Klimaschutz gibt es nicht zum Nulltarif. Er muss aber auch nicht so teuer sein, wie politische Diskussionen nahelegen. Hier sagt Berenberg-Volkswirt Jörn Quitzau, welche Vorteile der Emissionshandel hat.
Unglücklicherweise ist die öffentliche Diskussion über die richtige Klimaschutzpolitik vollgepackt mit planwirtschaftlichen Ideen. So entspringt der Ansatz der eingangs zitierten EIB-Klimaumfrage, jedem nur noch ein begrenztes CO2-Budget für seine Lebensführung zuzugestehen, einer planwirtschaftlichen Logik: Jeder Bürger soll den gleichen Beitrag zur Minderung der Treibhausgasemissionen leisten.

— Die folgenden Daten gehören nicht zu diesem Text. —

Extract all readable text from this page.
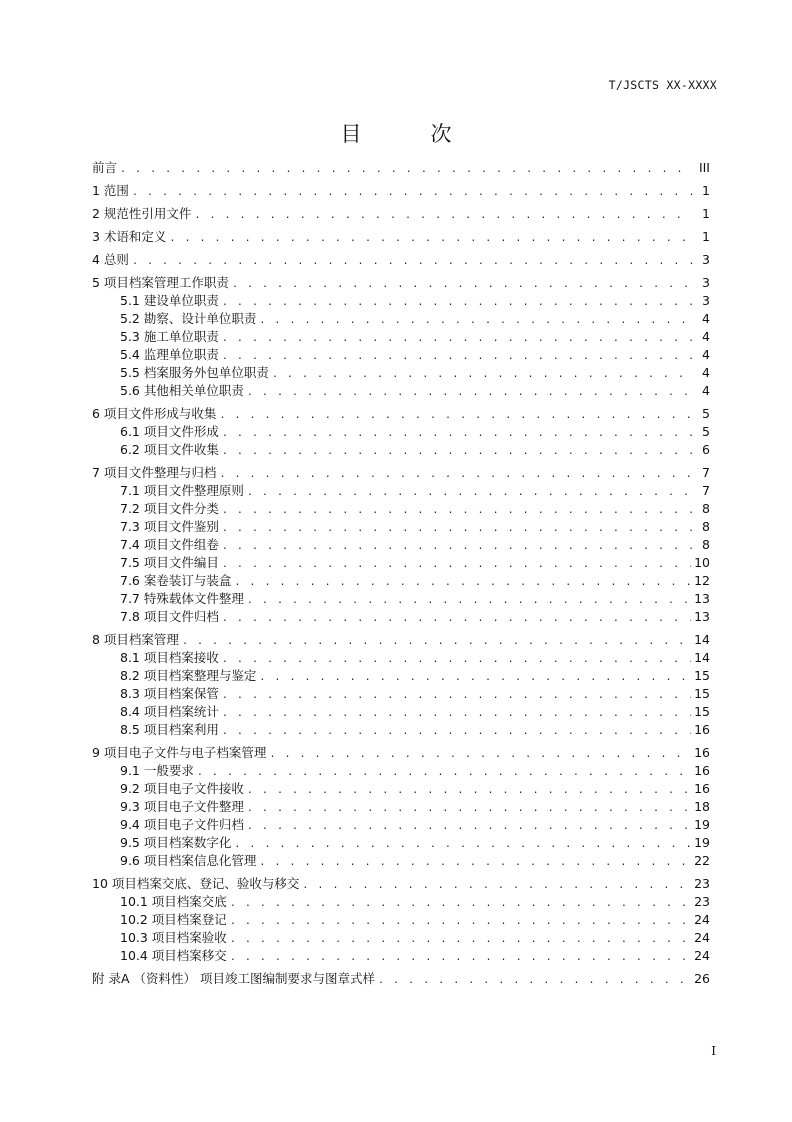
T/JSCTS XX-XXXX
目　次
前言 . . .	III
1 范围 . . .	1
2 规范性引用文件 . . .	1
3 术语和定义 . . .	1
4 总则 . . .	3
5 项目档案管理工作职责 . . .	3
5.1 建设单位职责 . . .	3
5.2 勘察、设计单位职责 . . .	4
5.3 施工单位职责 . . .	4
5.4 监理单位职责 . . .	4
5.5 档案服务外包单位职责 . . .	4
5.6 其他相关单位职责 . . .	4
6 项目文件形成与收集 . . .	5
6.1 项目文件形成 . . .	5
6.2 项目文件收集 . . .	6
7 项目文件整理与归档 . . .	7
7.1 项目文件整理原则 . . .	7
7.2 项目文件分类 . . .	8
7.3 项目文件鉴别 . . .	8
7.4 项目文件组卷 . . .	8
7.5 项目文件编目 . . .	10
7.6 案卷装订与装盒 . . .	12
7.7 特殊载体文件整理 . . .	13
7.8 项目文件归档 . . .	13
8 项目档案管理 . . .	14
8.1 项目档案接收 . . .	14
8.2 项目档案整理与鉴定 . . .	15
8.3 项目档案保管 . . .	15
8.4 项目档案统计 . . .	15
8.5 项目档案利用 . . .	16
9 项目电子文件与电子档案管理 . . .	16
9.1 一般要求 . . .	16
9.2 项目电子文件接收 . . .	16
9.3 项目电子文件整理 . . .	18
9.4 项目电子文件归档 . . .	19
9.5 项目档案数字化 . . .	19
9.6 项目档案信息化管理 . . .	22
10 项目档案交底、登记、验收与移交 . . .	23
10.1 项目档案交底 . . .	23
10.2 项目档案登记 . . .	24
10.3 项目档案验收 . . .	24
10.4 项目档案移交 . . .	24
附 录A （资料性） 项目竣工图编制要求与图章式样 . . .	26
I
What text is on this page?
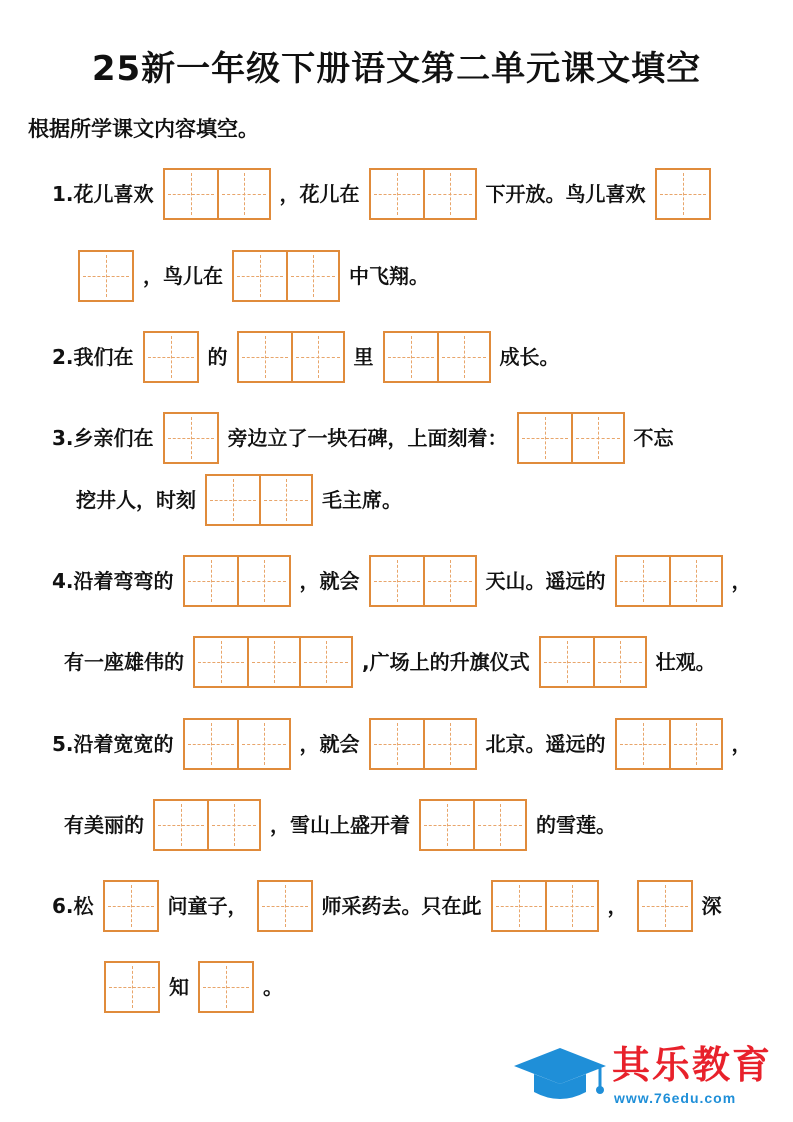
25新一年级下册语文第二单元课文填空
根据所学课文内容填空。
1.花儿喜欢	，花儿在	下开放。鸟儿喜欢
，鸟儿在	中飞翔。
2.我们在	的	里	成长。
3.乡亲们在	旁边立了一块石碑，上面刻着：	不忘
挖井人，时刻	毛主席。
4.沿着弯弯的	，就会	天山。遥远的	，
有一座雄伟的	,广场上的升旗仪式	壮观。
5.沿着宽宽的	，就会	北京。遥远的	，
有美丽的	，雪山上盛开着	的雪莲。
6.松	问童子，	师采药去。只在此	，	深
知	。
其乐教育
www.76edu.com
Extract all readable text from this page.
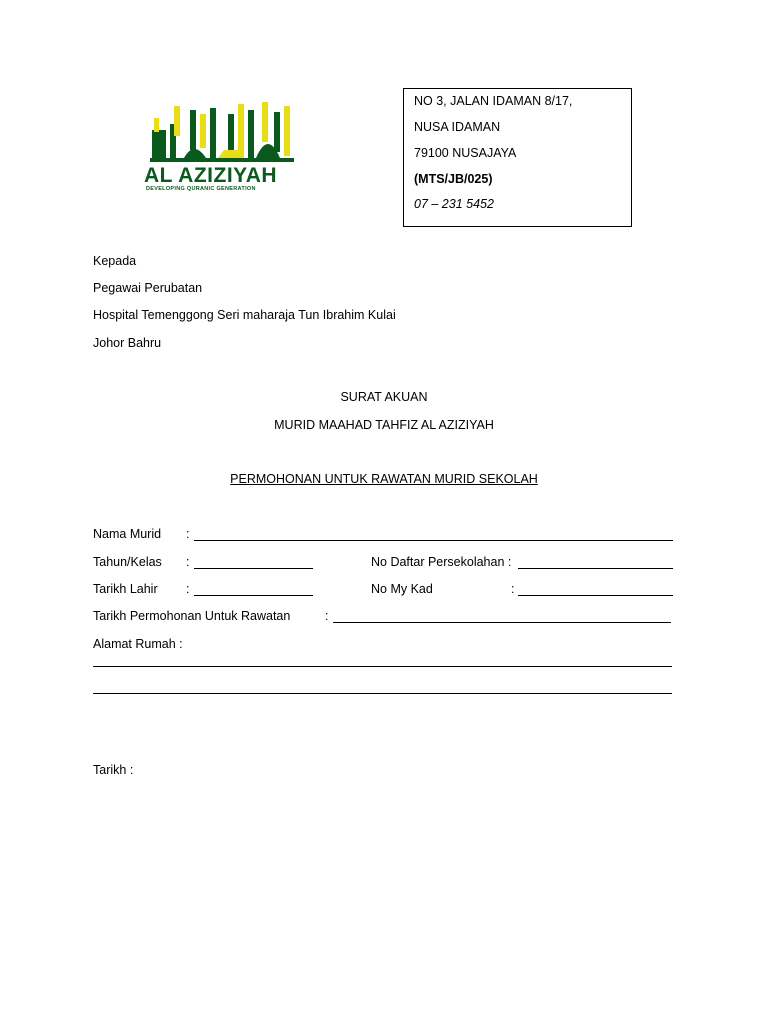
AL AZIZIYAH
DEVELOPING QURANIC GENERATION
NO 3, JALAN IDAMAN 8/17,
NUSA IDAMAN
79100 NUSAJAYA
(MTS/JB/025)
07 – 231 5452
Kepada
Pegawai Perubatan
Hospital Temenggong Seri maharaja Tun Ibrahim Kulai
Johor Bahru
SURAT AKUAN
MURID MAAHAD TAHFIZ AL AZIZIYAH
PERMOHONAN UNTUK RAWATAN MURID SEKOLAH
Nama Murid :
Tahun/Kelas :	No Daftar Persekolahan :
Tarikh Lahir :	No My Kad	:
Tarikh Permohonan Untuk Rawatan	:
Alamat Rumah :
Tarikh :
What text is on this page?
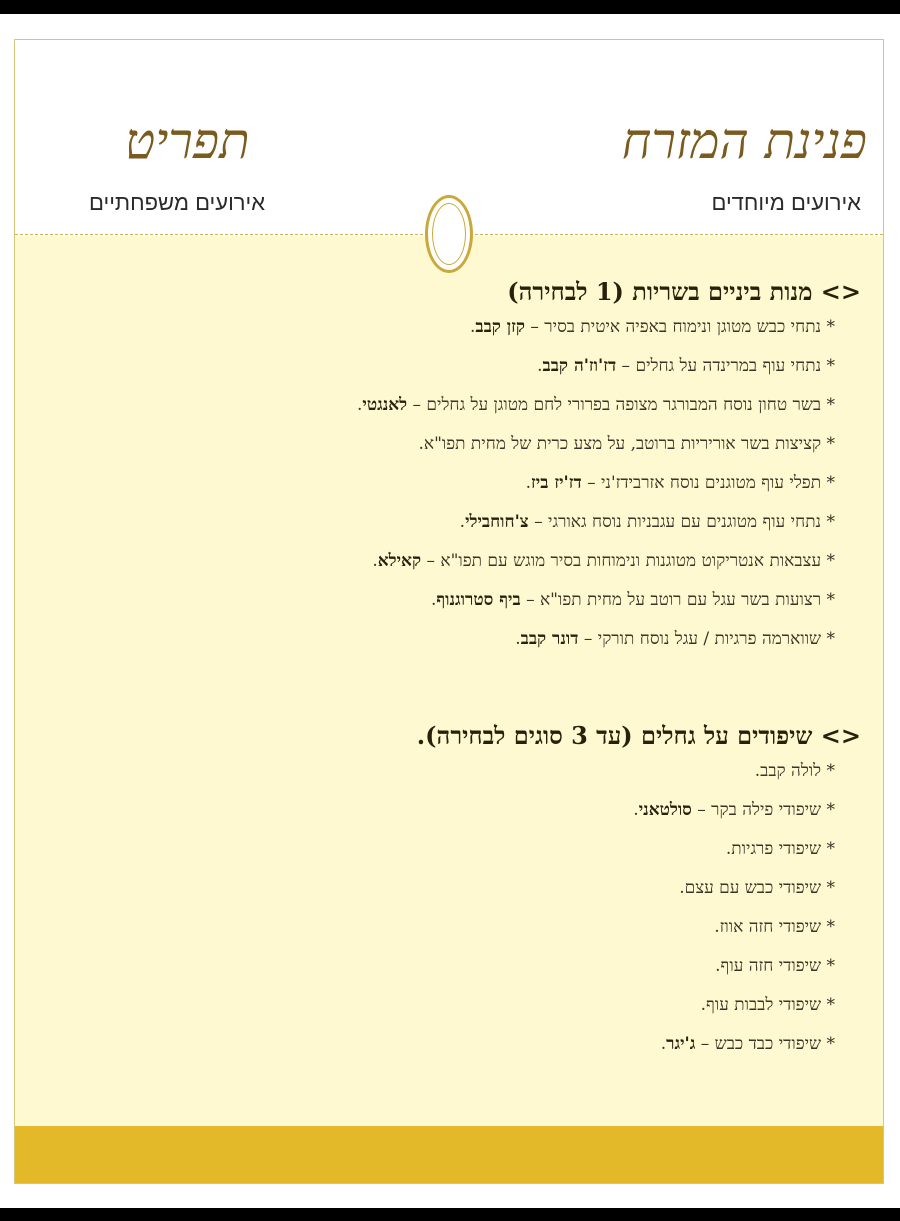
פנינת המזרח
אירועים מיוחדים
תפריט
אירועים משפחתיים
<> מנות ביניים בשריות (1 לבחירה)
* נתחי כבש מטוגן ונימוח באפיה איטית בסיר – קזן קבב.
* נתחי עוף במרינדה על גחלים – דז'וז'ה קבב.
* בשר טחון נוסח המבורגר מצופה בפרורי לחם מטוגן על גחלים – לאנגטי.
* קציצות בשר אוריריות ברוטב, על מצע כרית של מחית תפו"א.
* תפלי עוף מטוגנים נוסח אזרבידז'ני – דז'יז ביז.
* נתחי עוף מטוגנים עם עגבניות נוסח גאורגי – צ'חוחבילי.
* עצבאות אנטריקוט מטוגנות ונימוחות בסיר מוגש עם תפו"א – קאילא.
* רצועות בשר עגל עם רוטב על מחית תפו"א – ביף סטרוגנוף.
* שווארמה פרגיות / עגל נוסח תורקי – דונר קבב.
<> שיפודים על גחלים (עד 3 סוגים לבחירה).
* לולה קבב.
* שיפודי פילה בקר – סולטאני.
* שיפודי פרגיות.
* שיפודי כבש עם עצם.
* שיפודי חזה אווז.
* שיפודי חזה עוף.
* שיפודי לבבות עוף.
* שיפודי כבד כבש – ג'יגר.
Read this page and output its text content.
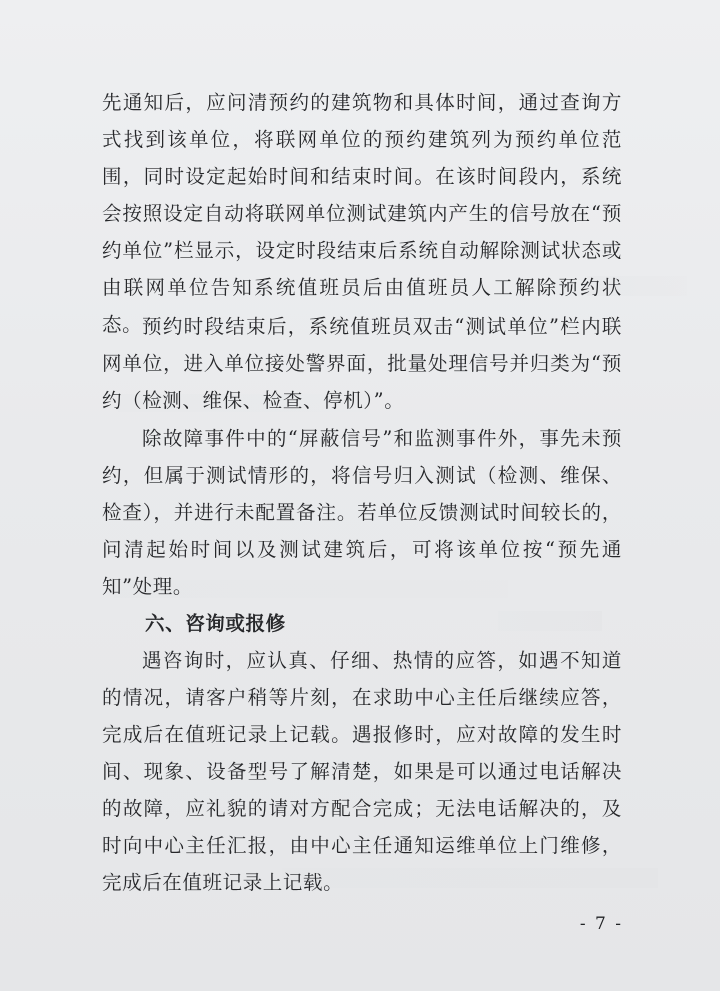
先通知后，应问清预约的建筑物和具体时间，通过查询方式找到该单位，将联网单位的预约建筑列为预约单位范围，同时设定起始时间和结束时间。在该时间段内，系统会按照设定自动将联网单位测试建筑内产生的信号放在“预约单位”栏显示，设定时段结束后系统自动解除测试状态或由联网单位告知系统值班员后由值班员人工解除预约状态。 预约时段结束后，系统值班员双击“测试单位”栏内联网单位，进入单位接处警界面，批量处理信号并归类为“预约（检测、维保、检查、停机）”。

除故障事件中的“屏蔽信号”和监测事件外，事先未预约，但属于测试情形的，将信号归入测试（检测、维保、检查），并进行未配置备注。若单位反馈测试时间较长的，问清起始时间以及测试建筑后，可将该单位按“预先通知”处理。

六、咨询或报修

遇咨询时，应认真、仔细、热情的应答，如遇不知道的情况，请客户稍等片刻，在求助中心主任后继续应答，完成后在值班记录上记载。遇报修时，应对故障的发生时间、现象、设备型号了解清楚，如果是可以通过电话解决的故障，应礼貌的请对方配合完成；无法电话解决的，及时向中心主任汇报，由中心主任通知运维单位上门维修，完成后在值班记录上记载。

- 7 -
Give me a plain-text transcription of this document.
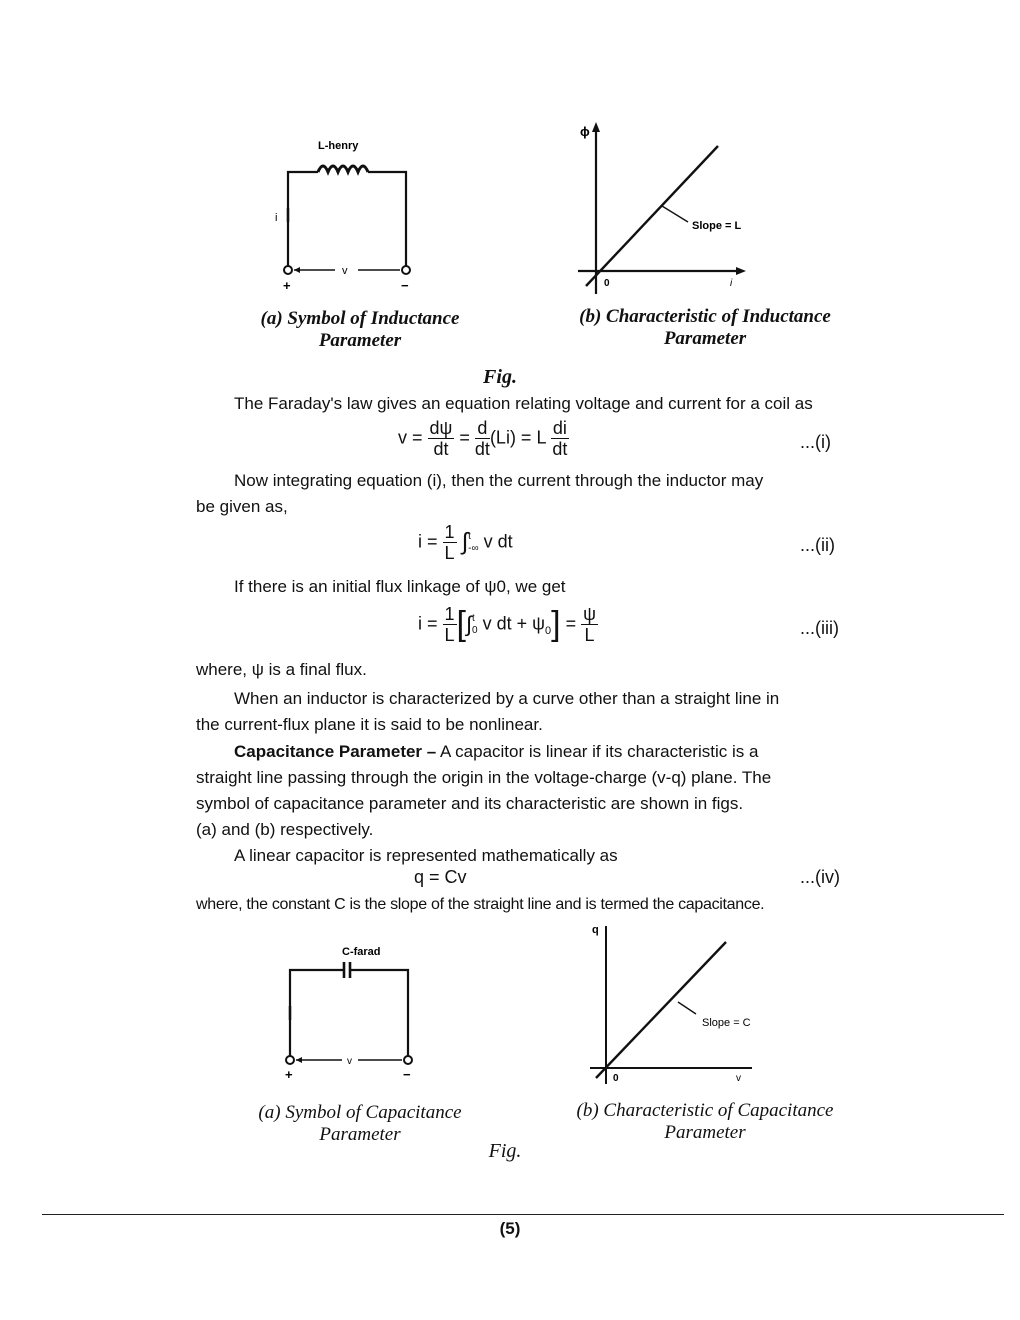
L-henry
i
v
+	−
ϕ
0	i
Slope = L
(a) Symbol of Inductance
Parameter
(b) Characteristic of Inductance
Parameter
Fig.
The Faraday's law gives an equation relating voltage and current for a coil as
$v = \frac{d\psi}{dt} = \frac{d}{dt} (Li) = L \frac{di}{dt}$	...(i)
Now integrating equation (i), then the current through the inductor may
be given as,
$i = \frac{1}{L}$ ∫ t
-∞ v dt	...(ii)
If there is an initial flux linkage of ψ0, we get
$i = \frac{1}{L}$ [∫ t
0 v dt + $\psi_0] = \frac{\psi}{L}$	...(iii)
where, ψ is a final flux.
When an inductor is characterized by a curve other than a straight line in
the current-flux plane it is said to be nonlinear.
Capacitance Parameter – A capacitor is linear if its characteristic is a
straight line passing through the origin in the voltage-charge (v-q) plane. The
symbol of capacitance parameter and its characteristic are shown in figs.
(a) and (b) respectively.
A linear capacitor is represented mathematically as
q = Cv	...(iv)
where, the constant C is the slope of the straight line and is termed the capacitance.
C-farad
v
+	−
q
0	v
Slope = C
(a) Symbol of Capacitance
Parameter
(b) Characteristic of Capacitance
Parameter
Fig.
(5)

Die Logik findet sich bisher auch bei sektorspezifischen Minderungszielen: Jeder Sektor soll einen spezifischen Beitrag zur Reduktion der Treibhausgasemissionen leisten. Hier will die Regierungskoalition nach dem jüngsten Koalitionsausschusses erfreulicherweise umsteuern. Und letztlich ist auch die Fixierung auf nationale Klimaziele ineffizient, wenn doch im Ausland die CO2-Vermeidungskosten oft geringer sind.
Sachverständigenrat will Zertifikatehandel ausweiten
Für den Umweltökonomen Joachim Weimann ist es sogar ein Kardinalfehler, Klimaschutz insbesondere als nationale Aufgabe zu verstehen. Auch der Sachverständigenrat („Wirtschaftsweise“) hat 2019 in einem Sondergutachten dafür plädiert, den Zertifikatehandel auszuweiten. So sollen die Sektoren Verkehr und Gebäude bis 2030 in das EU-EHS einbezogen werden.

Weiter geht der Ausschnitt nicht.